MacBooks with M2 or M3 Max. I’m serious. They perform like a 2070 or 2080 but ha...

ttul · on Feb 22, 2024

MPS is promising and the memory bandwidth is definitely there, but stable diffusion performance on Apple Silicon remains terribly poor compared with consumer Nvidia cards (in my humble opinion). Perhaps this is partly because so many bits of the SD ecosystem are tied to Nvidia primitives.

ummonk · on Feb 23, 2024

Image diffusion models tend to have relatively low memory requirements compared to LLMs (and don’t benefit from batching), so having access to 128 GB of unified memory is kinda pointless.

Filligree · on Feb 23, 2024

They do benefit from batching; up to a 50% performance improvement, in my experience.

That might seem small compared to LLMs, but it isn't small in absolute terms.

ls612 · on Feb 23, 2024

I got a 2x jump on my 4090 from batching SDXL.

ls612 · on Feb 23, 2024

Stable diffusion will run fine on a 3090, or 4070ti Super and higher.

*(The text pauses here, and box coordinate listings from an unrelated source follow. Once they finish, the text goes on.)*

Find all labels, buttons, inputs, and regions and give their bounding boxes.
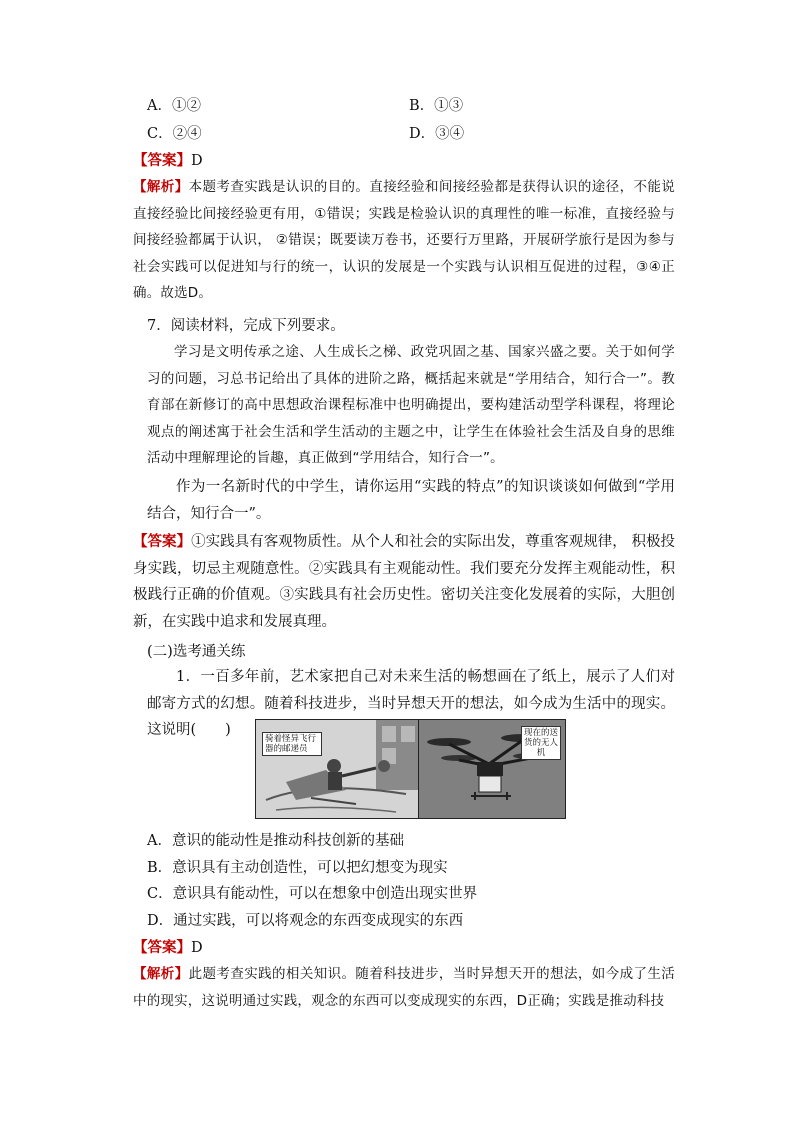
q1-analysis bbox=[133, 961, 675, 1014]
answer-text: ①实践具有客观物质性。从个人和社会的实际出发，尊重客观规律， 积极投身实践，切忌主观随意性。②实践具有主观能动性。我们要充分发挥主观能动性，积极践行正确的价值观。③实践具有社会历史性。密切关注变化发展着的实际，大胆创新，在实践中追求和发展真理。 bbox=[133, 534, 676, 630]
q7-answer bbox=[133, 529, 675, 635]
analysis-tag: 【解析】 bbox=[133, 179, 189, 195]
q7-stem: 7．阅读材料，完成下列要求。 bbox=[147, 318, 345, 334]
q1-stem: 1．一百多年前，艺术家把自己对未来生活的畅想画在了纸上，展示了人们对邮寄方式的幻想。随着科技进步，当时异想天开的想法，如今成为生活中的现实。这说明( ) bbox=[147, 669, 675, 738]
q6-analysis bbox=[133, 174, 675, 307]
answer-tag: 【答案】 bbox=[133, 152, 191, 169]
q1-option-b: B．意识具有主动创造性，可以把幻想变为现实 bbox=[147, 860, 448, 876]
analysis-tag: 【解析】 bbox=[133, 966, 189, 982]
q7-material: 学习是文明传承之途、人生成长之梯、政党巩固之基、国家兴盛之要。关于如何学习的问题，习总书记给出了具体的进阶之路，概括起来就是“学用结合，知行合一”。教育部在新修订的高中思想政治课程标准中也明确提出，要构建活动型学科课程，将理论观点的阐述寓于社会生活和学生活动的主题之中，让学生在体验社会生活及自身的思维活动中理解理论的旨趣，真正做到“学用结合，知行合一”。 bbox=[147, 344, 675, 466]
flying-postman-illustration bbox=[256, 720, 418, 818]
q1-option-d: D．通过实践，可以将观念的东西变成现实的东西 bbox=[147, 913, 464, 929]
q7-question: 作为一名新时代的中学生，请你运用“实践的特点”的知识谈谈如何做到“学用结合，知行合一”。 bbox=[147, 479, 675, 522]
answer-tag: 【答案】 bbox=[133, 939, 191, 956]
q6-answer bbox=[133, 151, 203, 171]
answer-value: D bbox=[191, 153, 203, 169]
q1-option-a: A．意识的能动性是推动科技创新的基础 bbox=[147, 833, 404, 849]
q6-option-b: B．①③ bbox=[409, 98, 464, 114]
answer-tag: 【答案】 bbox=[133, 533, 192, 550]
q6-option-c: C．②④ bbox=[147, 126, 202, 142]
q6-option-a: A．①② bbox=[147, 98, 201, 114]
section-title: (二)选考通关练 bbox=[147, 644, 246, 660]
delivery-drone-photo bbox=[419, 720, 565, 818]
q6-option-d: D．③④ bbox=[409, 126, 465, 142]
q1-option-c: C．意识具有能动性，可以在想象中创造出现实世界 bbox=[147, 886, 478, 902]
q1-answer bbox=[133, 938, 203, 958]
analysis-text: 此题考查实践的相关知识。随着科技进步，当时异想天开的想法，如今成了生活中的现实，这说明通过实践，观念的东西可以变成现实的东西，D正确；实践是推动科技 bbox=[133, 966, 675, 1009]
figure-right-caption: 现在的送货的无人机 bbox=[521, 726, 561, 760]
q1-figure bbox=[255, 719, 566, 819]
figure-left-caption: 骑着怪异飞行器的邮递员 bbox=[262, 732, 322, 756]
analysis-text: 本题考查实践是认识的目的。直接经验和间接经验都是获得认识的途径，不能说直接经验比间接经验更有用，①错误；实践是检验认识的真理性的唯一标准，直接经验与间接经验都属于认识， ②错误；既要读万卷书，还要行万里路，开展研学旅行是因为参与社会实践可以促进知与行的统一，认识的发展是一个实践与认识相互促进的过程，③④正确。故选D。 bbox=[133, 179, 675, 301]
answer-value: D bbox=[191, 940, 203, 956]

declaredapple · on Feb 22, 2024

How many tokens/s are we talking for a 70B model?

Last I saw they performed really poorly, like lower single digits t/s. Don't get me wrong they're probably a decent value for experimenting with it, but is flat out pathetic compared to an A100 or H100. And I think useless for training?

smcleod · on Feb 22, 2024

You can run a 180B model like Falcon Q4 around 4-5tk/s, a 120B model like Goliath Q4 at around 6-10tk/s, and 70B Q4 around 8-12tk/s and smaller models much quicker, but it really depends on the context size, model architecture and other settings. A A100 or H100 is obviously going to be a lot faster but it costs significantly more taking its supporting requirements into account and can’t be run on a light, battery powered laptop etc…

int_19h · on Feb 23, 2024

For text inference, what you want is M1/M2 Ultra with its 800 Gb/s RAM. Max only goes up to 400 Gb/s.

ls612 · on Feb 23, 2024

Yeah but the ultra only goes in desktop platforms which may be limiting to some.

int_19h · on Feb 23, 2024

But that's no different from mid-to-high-end GPUs, which is what the original ask was about.